Il offrit sa propre maison au docteur, à Dick Kennedy, et naturellement au brave Joe.
Par ses soins, le docteur prit connaissance de diverses lettres qu’il avait reçues du capitaine Speke. Le capitaine et ses compagnons avaient eu à souffrir terriblement de la faim et du mauvais temps avant d’atteindre le pays d’Ugogo ; ils ne s’avançaient qu’avec une extrême difficulté et ne pensaient plus pouvoir donner promptement de leurs nouvelles.
« Voilà des périls et des privations que nous saurons éviter », dit le docteur.
Vue de Zanzibar.
Les bagages des trois voyageurs furent transportés à la maison du consul. On se disposait à débarquer le ballon sur la plage de Zanzibar ; il y avait près du mât des signaux un emplacement favorable, auprès d’une énorme construction qui l’eut abrité des vents d’est. Cette grosse tour, semblable à un tonneau dressé sur sa base, et près duquel la tonne d’Heidelberg n’eut été qu’un simple baril, servait de fort, et sur sa plate-forme veillaient des Beloutchis armés de lances, sorte de garnisaires fainéants et braillards.
Mais, lors du débarquement de l’aérostat, le consul fut averti que la population de l’île s’y opposerait par la force. Rien de plus aveugle que les passions fanatisées. La nouvelle de l’arrivée d’un chrétien qui devait s’enlever dans les airs fut reçue avec irritation ; les nègres, plus émus que les Arabes, virent dans ce projet des intentions hostiles à leur religion ; ils se figuraient qu’on en voulait au soleil et à la lune. Or, ces deux astres sont un objet de vénération pour les peuplades africaines. On résolut donc de s’opposer à cette expédition sacrilège.
Le consul, instruit de ces dispositions, en conféra avec le docteur Fergusson et le commandant Pennet. Celui-ci ne voulait pas reculer devant des menaces ; mais son ami lui fit entendre raison à ce sujet.

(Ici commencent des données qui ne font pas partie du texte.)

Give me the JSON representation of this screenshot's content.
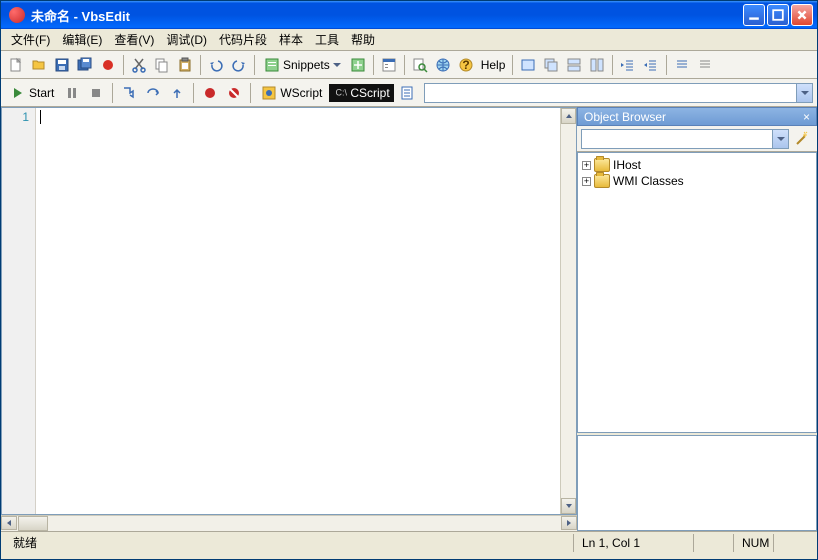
{
  "title": "未命名 - VbsEdit",
  "menu": [
    "文件(F)",
    "编辑(E)",
    "查看(V)",
    "调试(D)",
    "代码片段",
    "样本",
    "工具",
    "帮助"
  ],
  "toolbar1": {
    "snippets_label": "Snippets",
    "help_label": "Help"
  },
  "toolbar2": {
    "start_label": "Start",
    "wscript_label": "WScript",
    "cscript_label": "CScript"
  },
  "editor": {
    "line_number": "1"
  },
  "object_browser": {
    "title": "Object Browser",
    "nodes": [
      {
        "label": "IHost"
      },
      {
        "label": "WMI Classes"
      }
    ]
  },
  "statusbar": {
    "ready": "就绪",
    "position": "Ln 1, Col 1",
    "num": "NUM"
  }
}
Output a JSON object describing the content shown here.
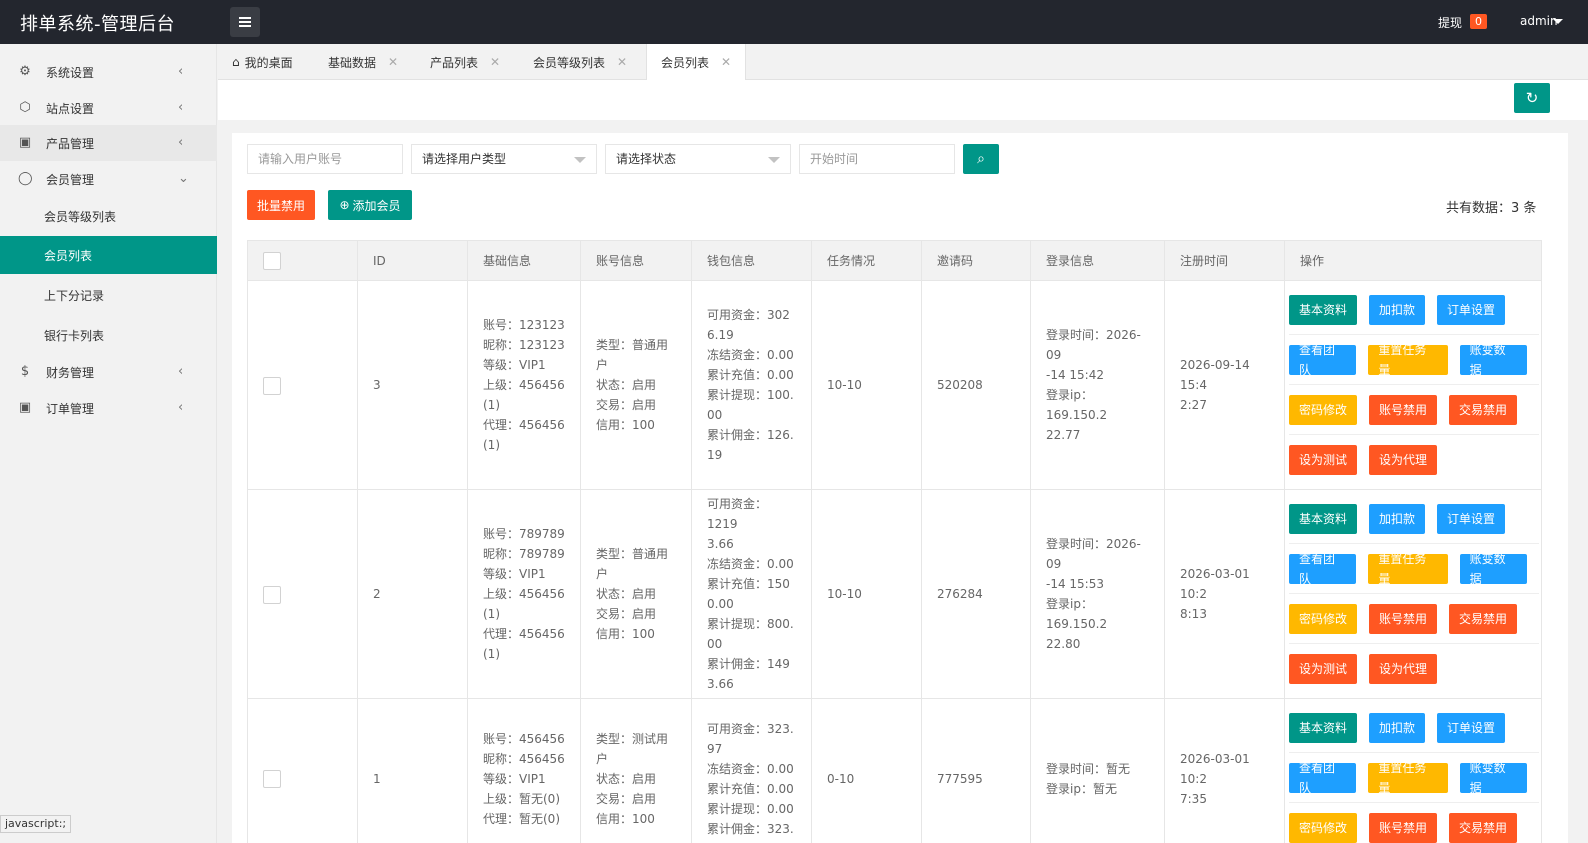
{
  "header": {
    "brand": "排单系统-管理后台",
    "withdraw_label": "提现",
    "withdraw_count": "0",
    "user": "admin"
  },
  "sidebar": {
    "items": [
      {
        "label": "系统设置",
        "icon": "gear-icon"
      },
      {
        "label": "站点设置",
        "icon": "site-icon"
      },
      {
        "label": "产品管理",
        "icon": "box-icon"
      },
      {
        "label": "会员管理",
        "icon": "user-icon"
      },
      {
        "label": "会员等级列表"
      },
      {
        "label": "会员列表"
      },
      {
        "label": "上下分记录"
      },
      {
        "label": "银行卡列表"
      },
      {
        "label": "财务管理",
        "icon": "dollar-icon"
      },
      {
        "label": "订单管理",
        "icon": "box-icon"
      }
    ]
  },
  "tabs": [
    {
      "label": "我的桌面"
    },
    {
      "label": "基础数据"
    },
    {
      "label": "产品列表"
    },
    {
      "label": "会员等级列表"
    },
    {
      "label": "会员列表"
    }
  ],
  "filters": {
    "account_placeholder": "请输入用户账号",
    "type_select": "请选择用户类型",
    "status_select": "请选择状态",
    "start_time_placeholder": "开始时间"
  },
  "actions": {
    "batch_disable": "批量禁用",
    "add_member": "添加会员",
    "total": "共有数据：3 条"
  },
  "table": {
    "headers": [
      "ID",
      "基础信息",
      "账号信息",
      "钱包信息",
      "任务情况",
      "邀请码",
      "登录信息",
      "注册时间",
      "操作"
    ],
    "op_labels": [
      "基本资料",
      "加扣款",
      "订单设置",
      "查看团队",
      "重置任务量",
      "账变数据",
      "密码修改",
      "账号禁用",
      "交易禁用",
      "设为测试",
      "设为代理"
    ],
    "rows": [
      {
        "id": "3",
        "basic": [
          "账号：123123",
          "昵称：123123",
          "等级：VIP1",
          "上级：456456",
          "(1)",
          "代理：456456",
          "(1)"
        ],
        "account": [
          "类型：普通用",
          "户",
          "状态：启用",
          "交易：启用",
          "信用：100"
        ],
        "wallet": [
          "可用资金：302",
          "6.19",
          "冻结资金：0.00",
          "累计充值：0.00",
          "累计提现：100.",
          "00",
          "累计佣金：126.",
          "19"
        ],
        "task": "10-10",
        "invite": "520208",
        "login": [
          "登录时间：2026-09",
          "-14 15:42",
          "登录ip：169.150.2",
          "22.77"
        ],
        "reg": [
          "2026-09-14 15:4",
          "2:27"
        ]
      },
      {
        "id": "2",
        "basic": [
          "账号：789789",
          "昵称：789789",
          "等级：VIP1",
          "上级：456456",
          "(1)",
          "代理：456456",
          "(1)"
        ],
        "account": [
          "类型：普通用",
          "户",
          "状态：启用",
          "交易：启用",
          "信用：100"
        ],
        "wallet": [
          "可用资金：1219",
          "3.66",
          "冻结资金：0.00",
          "累计充值：150",
          "0.00",
          "累计提现：800.",
          "00",
          "累计佣金：149",
          "3.66"
        ],
        "task": "10-10",
        "invite": "276284",
        "login": [
          "登录时间：2026-09",
          "-14 15:53",
          "登录ip：169.150.2",
          "22.80"
        ],
        "reg": [
          "2026-03-01 10:2",
          "8:13"
        ]
      },
      {
        "id": "1",
        "basic": [
          "账号：456456",
          "昵称：456456",
          "等级：VIP1",
          "上级：暂无(0)",
          "代理：暂无(0)"
        ],
        "account": [
          "类型：测试用",
          "户",
          "状态：启用",
          "交易：启用",
          "信用：100"
        ],
        "wallet": [
          "可用资金：323.",
          "97",
          "冻结资金：0.00",
          "累计充值：0.00",
          "累计提现：0.00",
          "累计佣金：323."
        ],
        "task": "0-10",
        "invite": "777595",
        "login": [
          "登录时间：暂无",
          "登录ip：暂无"
        ],
        "reg": [
          "2026-03-01 10:2",
          "7:35"
        ]
      }
    ]
  },
  "statusbar": "javascript:;"
}
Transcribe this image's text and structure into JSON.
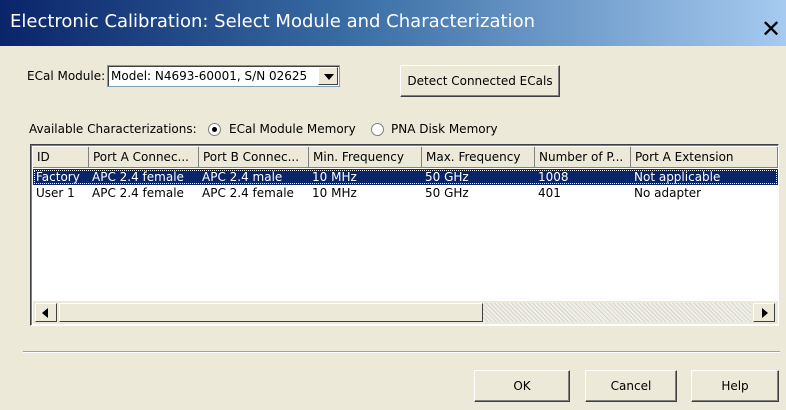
{
  "window": {
    "title": "Electronic Calibration: Select Module and Characterization",
    "close_glyph": "✕"
  },
  "module": {
    "label": "ECal Module:",
    "selected": "Model: N4693-60001, S/N 02625"
  },
  "detect_button": "Detect Connected ECals",
  "characterizations": {
    "label": "Available Characterizations:",
    "options": [
      {
        "label": "ECal Module Memory",
        "checked": true
      },
      {
        "label": "PNA Disk Memory",
        "checked": false
      }
    ]
  },
  "table": {
    "columns": [
      "ID",
      "Port A Connec...",
      "Port B Connec...",
      "Min. Frequency",
      "Max. Frequency",
      "Number of P...",
      "Port A Extension"
    ],
    "rows": [
      [
        "Factory",
        "APC 2.4 female",
        "APC 2.4 male",
        "10 MHz",
        "50 GHz",
        "1008",
        "Not applicable"
      ],
      [
        "User 1",
        "APC 2.4 female",
        "APC 2.4 female",
        "10 MHz",
        "50 GHz",
        "401",
        "No adapter"
      ]
    ],
    "selected_row": 0
  },
  "buttons": {
    "ok": "OK",
    "cancel": "Cancel",
    "help": "Help"
  },
  "colors": {
    "title_gradient_start": "#0a246a",
    "title_gradient_end": "#a6caf0",
    "selection": "#0a246a",
    "face": "#ece9d8"
  }
}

« Nous finirons certainement par l’emporter lui dit-il ; les garnisaires mêmes de l’iman nous prêteraient main-forte au besoin ; mais, mon cher commandant, un accident est vite arrivé ; il suffirait d’un mauvais coup pour causer au ballon un accident irréparable, et le voyage serait compromis sans remise ; il faut donc agir avec de grandes précautions.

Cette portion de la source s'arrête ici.